中世の道後の繫栄と文化の発展を支えたと言える。
時宗の開祖・一遍(1239〜89年)は河野氏の出身で、宝厳寺の一角で生まれたと伝えられる。
尚、古代の日本は、五畿七道の広域行政区画(伊予国は南海道に属した)に分けられ、夫々の国府を中心に、都(畿内)に近い方を「道前」、遠い方を「道後」と称した。
江戸時代に入ると、道後温泉は松山藩によって経営される。
初代藩主・松平定行は施設の整備に着手し、「一之湯」(武士・僧侶用)、「二之湯」(女性用)、「三之湯」(一般男性用)の三つが設けられ、更に「十五銭湯」(武士の妻女用)、「十銭湯・養生湯」(旅人・身分の低い者用)を置き、使用後の流れ湯を用いる「牛馬湯」(家畜用)も設けられた。

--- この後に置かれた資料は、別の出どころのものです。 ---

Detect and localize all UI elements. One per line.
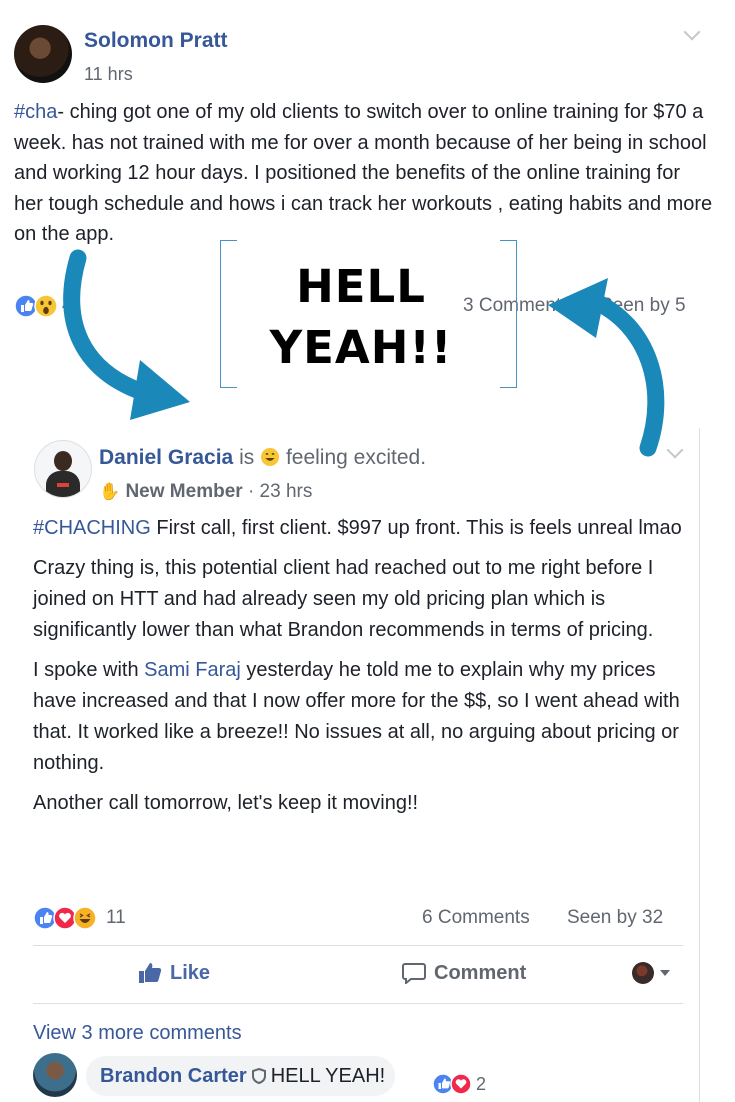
view-more-comments-link[interactable]: View 3 more comments [33,1022,242,1045]
caret-down-icon [660,970,670,976]
like-button[interactable]: Like [138,957,210,989]
post2-paragraph-2: Crazy thing is, this potential client ha… [33,557,654,641]
haha-reaction-icon [73,906,97,930]
shield-icon [251,1068,266,1084]
curved-arrow-right [548,278,665,457]
post2-header: Daniel Gracia is feeling excited. [99,446,426,470]
post2-mention[interactable]: Sami Faraj [144,659,241,681]
comment-reaction-count: 2 [476,1073,487,1094]
comment-button-label: Comment [434,961,527,984]
comment-author-avatar[interactable] [33,1053,77,1097]
post2-paragraph-4: Another call tomorrow, let's keep it mov… [33,792,419,814]
comment-reaction-icons [432,1073,472,1095]
post2-timestamp[interactable]: · 23 hrs [248,481,312,502]
comment-bubble: Brandon Carter HELL YEAH! [86,1056,396,1096]
wave-hand-icon: ✋ [99,482,121,501]
post2-paragraph-3-before: I spoke with [33,659,145,681]
comment-bubble-icon [402,963,426,984]
love-reaction-icon [450,1073,472,1095]
comment-button[interactable]: Comment [402,957,526,989]
comment-text: HELL YEAH! [270,1064,386,1087]
comment-author-name[interactable]: Brandon Carter [100,1065,247,1088]
post2-seen-by[interactable]: Seen by 32 [567,907,663,929]
like-reaction-icon [33,906,57,930]
post2-text: #CHACHING First call, first client. $997… [33,513,693,828]
post2-member-badge[interactable]: New Member [125,481,242,502]
comment-reactions[interactable]: 2 [432,1073,486,1095]
like-reaction-icon [432,1073,454,1095]
post2-comment-count[interactable]: 6 Comments [422,907,530,929]
comments-divider [33,1003,683,1004]
avatar [632,962,654,984]
post2-reaction-count[interactable]: 11 [106,907,126,929]
post2-divider [33,945,683,946]
post2-author-avatar[interactable] [34,440,92,498]
love-reaction-icon [53,906,77,930]
post-as-selector[interactable] [632,962,670,984]
post2-is-text: is [239,446,255,469]
post2-paragraph-1: #CHACHING First call, first client. $997… [33,513,693,544]
thumbs-up-icon [139,963,162,983]
curved-arrow-left [63,249,190,420]
post2-reaction-icons[interactable] [33,906,101,930]
post2-author-name[interactable]: Daniel Gracia [99,446,233,469]
post2-hashtag[interactable]: #CHACHING [33,517,151,539]
post2-subheader: ✋ New Member · 23 hrs [99,481,312,503]
post2-paragraph-3: I spoke with Sami Faraj yesterday he tol… [33,655,693,779]
like-button-label: Like [170,961,211,984]
post2-paragraph-1-text: First call, first client. $997 up front.… [150,517,682,539]
smile-emoji-icon [261,448,280,466]
post2-feeling[interactable]: feeling excited. [286,446,426,469]
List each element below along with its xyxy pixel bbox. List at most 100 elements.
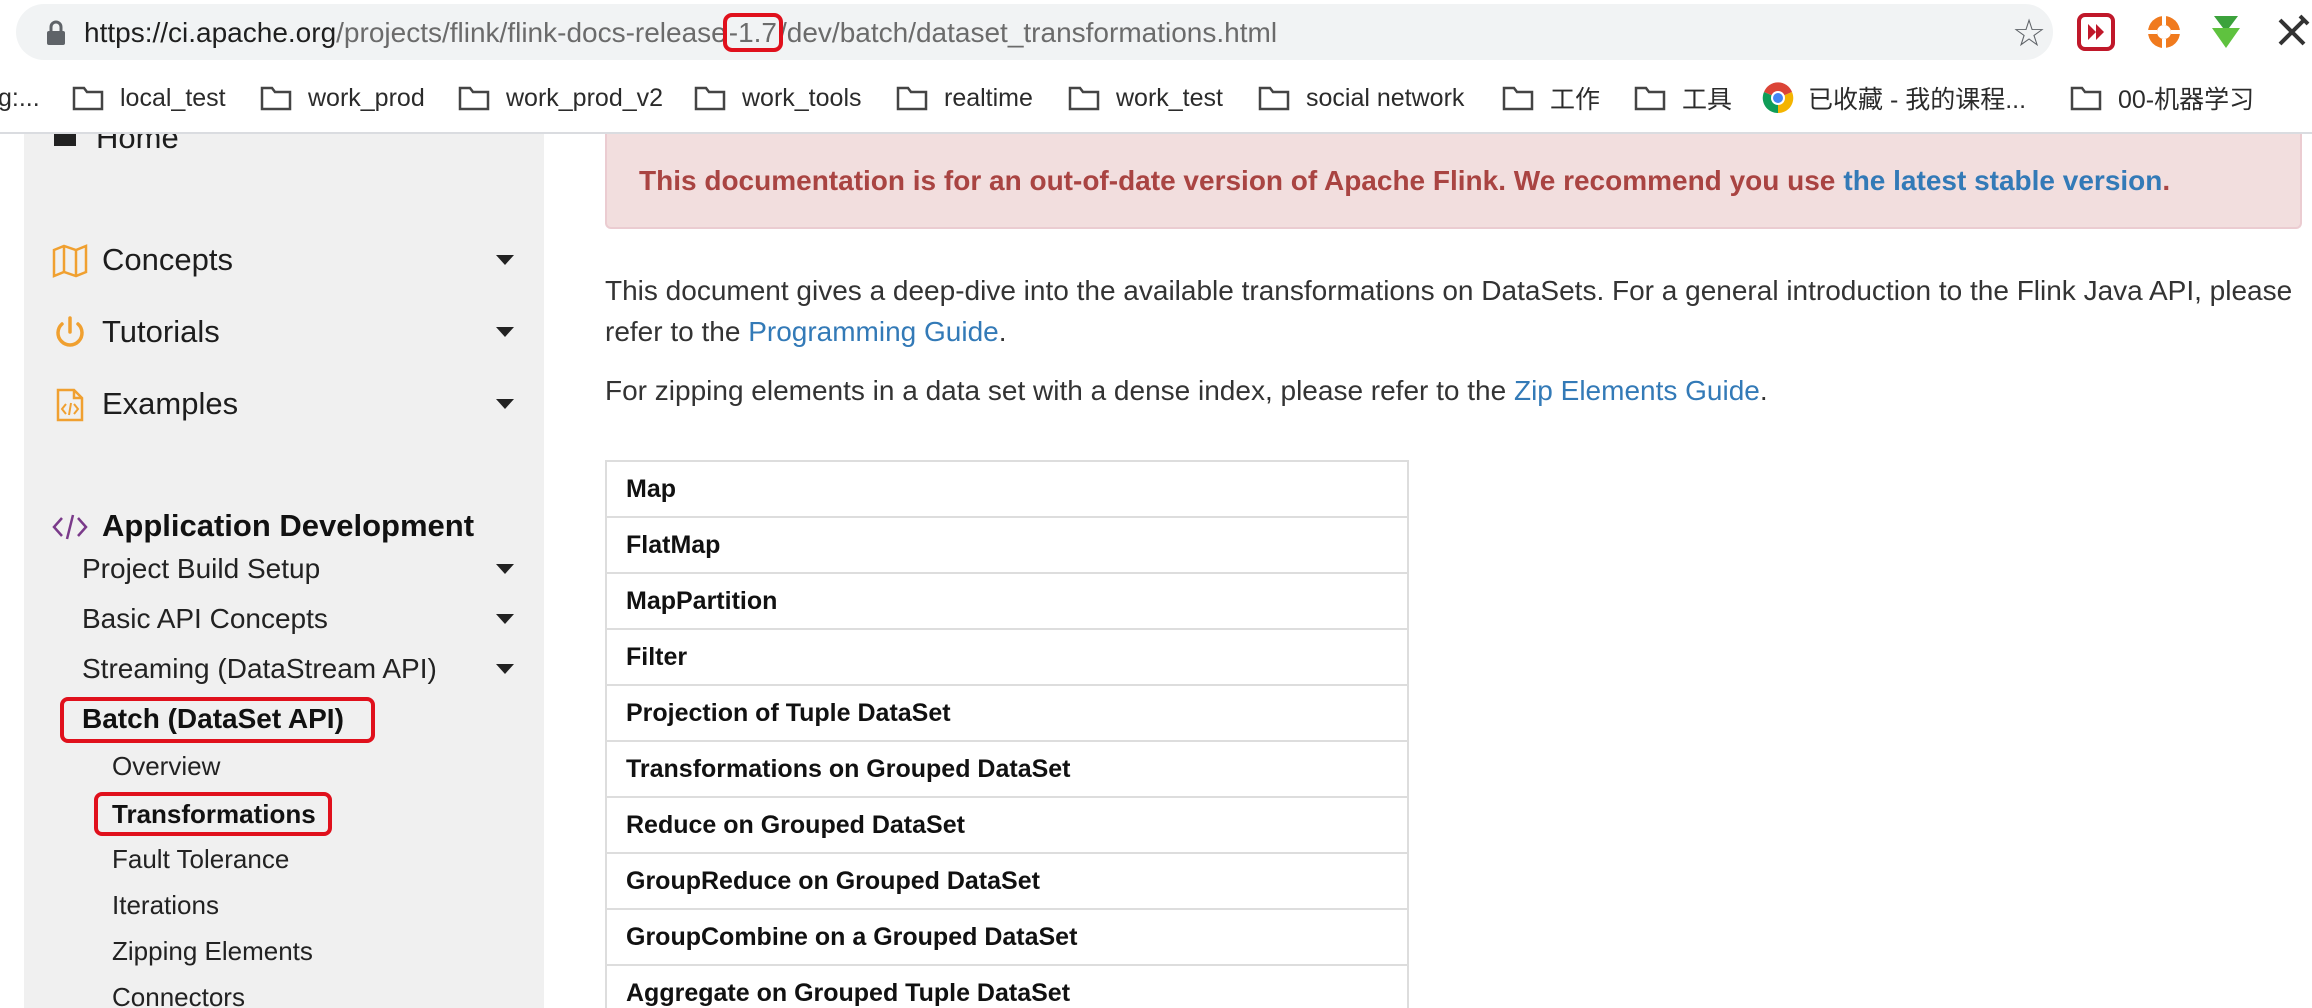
toc-row[interactable]: Filter <box>607 630 1407 686</box>
sidebar-item-label: Iterations <box>112 889 219 920</box>
programming-guide-link[interactable]: Programming Guide <box>748 316 999 347</box>
sidebar-item-label: Connectors <box>112 981 245 1008</box>
sidebar-item-basic-api-concepts[interactable]: Basic API Concepts <box>24 594 544 644</box>
bookmark-label: 工作 <box>1550 86 1601 114</box>
toc-row[interactable]: GroupReduce on Grouped DataSet <box>607 854 1407 910</box>
folder-icon <box>1068 86 1100 111</box>
toc-row-label: FlatMap <box>626 530 721 559</box>
sidebar-item-label: Fault Tolerance <box>112 843 290 874</box>
toc-row[interactable]: Projection of Tuple DataSet <box>607 686 1407 742</box>
sidebar-item-label: Zipping Elements <box>112 935 313 966</box>
toc-row[interactable]: GroupCombine on a Grouped DataSet <box>607 910 1407 966</box>
outdated-warning: This documentation is for an out-of-date… <box>605 134 2302 229</box>
video-extension-icon[interactable] <box>2076 12 2116 52</box>
sidebar-item-tutorials[interactable]: Tutorials <box>24 302 544 362</box>
power-icon <box>56 316 84 347</box>
toc-row-label: Projection of Tuple DataSet <box>626 698 951 727</box>
code-file-icon <box>56 388 84 422</box>
folder-icon <box>1634 86 1666 111</box>
toc-row-label: GroupReduce on Grouped DataSet <box>626 866 1040 895</box>
toc-row[interactable]: Transformations on Grouped DataSet <box>607 742 1407 798</box>
batch-highlight-box <box>60 697 375 743</box>
url-text[interactable]: https://ci.apache.org/projects/flink/fli… <box>84 13 1277 52</box>
chevron-down-icon[interactable] <box>496 255 514 265</box>
bookmark-label: work_prod <box>308 83 425 112</box>
toc-row[interactable]: Reduce on Grouped DataSet <box>607 798 1407 854</box>
toc-row-label: Map <box>626 474 676 503</box>
bookmark-folder[interactable]: 工作 <box>1502 70 1600 126</box>
sidebar-item-iterations[interactable]: Iterations <box>24 882 544 928</box>
folder-icon <box>1258 86 1290 111</box>
toc-row[interactable]: MapPartition <box>607 574 1407 630</box>
tool-extension-icon[interactable] <box>2272 12 2312 52</box>
zip-end: . <box>1759 375 1768 406</box>
bookmark-label: work_test <box>1116 83 1223 112</box>
url-host: https://ci.apache.org <box>84 17 337 48</box>
bookmark-label: local_test <box>120 83 226 112</box>
map-icon <box>52 244 88 278</box>
home-icon <box>54 134 76 146</box>
bookmark-folder[interactable]: work_test <box>1068 70 1223 126</box>
toc-row[interactable]: Map <box>607 462 1407 518</box>
lifebuoy-extension-icon[interactable] <box>2144 12 2184 52</box>
bookmark-label: realtime <box>944 83 1033 112</box>
bookmark-folder[interactable]: local_test <box>72 70 226 126</box>
toc-row[interactable]: FlatMap <box>607 518 1407 574</box>
bookmark-label: work_prod_v2 <box>506 83 664 112</box>
warning-text: This documentation is for an out-of-date… <box>639 164 1836 196</box>
bookmark-item[interactable]: 已收藏 - 我的课程... <box>1762 70 2026 126</box>
transformations-toc-table: Map FlatMap MapPartition Filter Projecti… <box>605 460 1409 1008</box>
sidebar-item-label: Concepts <box>102 242 233 277</box>
bookmark-folder[interactable]: work_tools <box>694 70 862 126</box>
intro-end: . <box>998 316 1007 347</box>
bookmark-folder[interactable]: work_prod_v2 <box>458 70 663 126</box>
sidebar-item-project-build-setup[interactable]: Project Build Setup <box>24 544 544 594</box>
sidebar-item-overview[interactable]: Overview <box>24 743 544 789</box>
folder-icon <box>458 86 490 111</box>
chevron-down-icon[interactable] <box>496 614 514 624</box>
bookmark-item[interactable]: g:... <box>0 70 40 126</box>
folder-icon <box>694 86 726 111</box>
sidebar-item-label: Project Build Setup <box>82 553 321 584</box>
bookmark-label: work_tools <box>742 83 862 112</box>
latest-version-link[interactable]: the latest stable version <box>1843 165 2162 197</box>
folder-icon <box>260 86 292 111</box>
toc-row-label: Reduce on Grouped DataSet <box>626 810 965 839</box>
star-icon[interactable]: ☆ <box>2012 14 2052 54</box>
zip-elements-guide-link[interactable]: Zip Elements Guide <box>1514 375 1760 406</box>
lock-icon <box>47 20 65 45</box>
chevron-down-icon[interactable] <box>496 564 514 574</box>
chevron-down-icon[interactable] <box>496 399 514 409</box>
sidebar-item-zipping-elements[interactable]: Zipping Elements <box>24 928 544 974</box>
bookmark-folder[interactable]: work_prod <box>260 70 425 126</box>
bookmark-folder[interactable]: 00-机器学习 <box>2070 70 2254 126</box>
folder-icon <box>72 86 104 111</box>
address-bar[interactable]: https://ci.apache.org/projects/flink/fli… <box>16 4 2053 60</box>
download-extension-icon[interactable] <box>2206 12 2246 52</box>
sidebar-item-examples[interactable]: Examples <box>24 374 544 434</box>
docs-sidebar: Home Concepts Tutorials Examples Applica… <box>24 134 544 1008</box>
bookmark-folder[interactable]: realtime <box>896 70 1033 126</box>
toc-row-label: Transformations on Grouped DataSet <box>626 754 1071 783</box>
bookmark-label: 工具 <box>1682 86 1733 114</box>
sidebar-item-streaming[interactable]: Streaming (DataStream API) <box>24 644 544 694</box>
transformations-highlight-box <box>94 792 332 836</box>
chevron-down-icon[interactable] <box>496 664 514 674</box>
folder-icon <box>896 86 928 111</box>
toc-row[interactable]: Aggregate on Grouped Tuple DataSet <box>607 966 1407 1008</box>
sidebar-item-label: Home <box>96 134 179 155</box>
browser-chrome: https://ci.apache.org/projects/flink/fli… <box>0 0 2312 134</box>
bookmark-folder[interactable]: social network <box>1258 70 1464 126</box>
sidebar-item-concepts[interactable]: Concepts <box>24 230 544 290</box>
url-path-before: /projects/flink/flink-docs-release <box>336 17 727 48</box>
code-icon <box>52 514 88 540</box>
sidebar-item-label: Basic API Concepts <box>82 603 328 634</box>
bookmark-folder[interactable]: 工具 <box>1634 70 1732 126</box>
folder-icon <box>1502 86 1534 111</box>
bookmark-label: g:... <box>0 83 40 112</box>
chevron-down-icon[interactable] <box>496 327 514 337</box>
sidebar-item-fault-tolerance[interactable]: Fault Tolerance <box>24 836 544 882</box>
sidebar-item-label: Streaming (DataStream API) <box>82 653 437 684</box>
bookmark-label: 已收藏 - 我的课程... <box>1808 86 2027 114</box>
sidebar-item-connectors[interactable]: Connectors <box>24 974 544 1008</box>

この配置は明治まで継続され、温泉施設の基本形はここで成立したと言える。
県美術館学芸課長・長井 健
愛媛新聞 道後温泉物語から
伊予国の場合、元々「道後」は現在の松山平野一帯を指す広域的呼称であった様らしい。
湯築城とその周辺が中心となり、都市的空間が形成された事から、次第に道後は温泉湧出地周辺を指す地名として用いられる様になったと考えられるらしい。